Saturday, April 4, 2009
So, I did. I figure if they're not asking for money upfront, what can I lose. I filled out the necessary blank fields and now I'm waiting for them to contact me again--I think that's what I'm supposed to do. The deal seems to be that I can write about anything and what I get paid depends on the amount of interest shown by blog readers and if they click on the advertisements that will ride along side my articles.
Swell stuff. In my previous blog I profiled Leo Babauta of Zen Habits/The Power of Less fame. That's how he started. Got an idea for an interesting blog and followed all the rules of good blogging. Advertisers started advertising on his blog and the deal is, every time the advertisers get a hit (a reader clicks on their logo), Leo gets paid. Things snowballed. Readers loved his blog on how to simplify their lives and advertisers loved the exposure they were getting. It now costs a bit more to get an ad on his blog than it did at the beginning, you betcha'. There seems to be a plethora of such deals out there now as business-minded people jump on the world-wide bandwagon. It's a brave new world and I love it.
Meanwhile, after weeks of trumpeting the arrival of the new season and the passing of the old, it did finally happen. No more temps in the 20's and 30's, no more frost on the pumpkin or the windshield, no more big electric bills, no more excuses for weather-based bad attitudes. And I love it this, too--this spring stuff. Love the warm sunshine and the perfumes carried on the cool air, love the blooming cherry and Bradford pear trees, and the daffodils and first dandelions, and people out mowing their lawns. Makes me want to do some sort of seasonal dance, to run out in the street and howl a little. Why not? Remember the song about the crazy lady on Caroline Stree? I think I'd enjoy having a reputation as that old nutter who lives on Riley Street. Certainly better than not having a reputation at all (see prior blog about fame).
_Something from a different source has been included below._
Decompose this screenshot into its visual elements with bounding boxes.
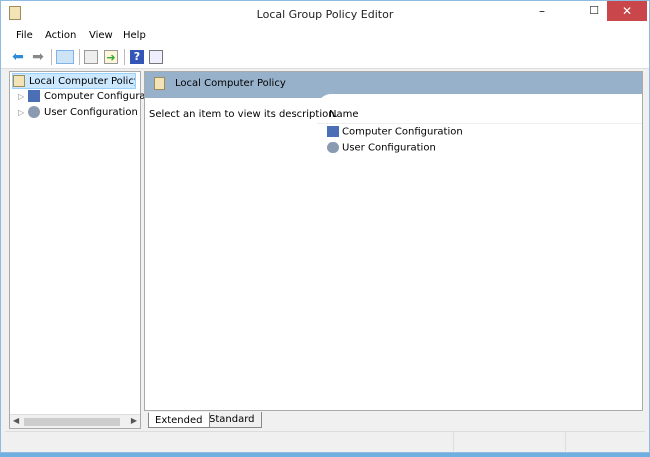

And, as I write this, my niece's husband (nephew-in-law?) is on his way down here from still-frozen Massachusetts. In his car, presumably in a cage/carrier of some sort, is a cat named Simon. Simon is 18 years old, and, by God, that's old in cat time. For various reasons, Simon is in need of a new home...or else? His owner couldn't bear to think of "or else." So my cat-loving wife and I agreed to take Simon in. We already have two cats and one of them is old. Zeke is 17 and has literally been around the world, from Germany to Guam (where he lived on a sailboat with us for 10 years), and now here to the Eastern Shore of Virginia. I think he's too old to care much about the new resident in what is fast becoming what our son calls a kitty nursing home. We will see. I'll put a photo of Simon up here tomorrow.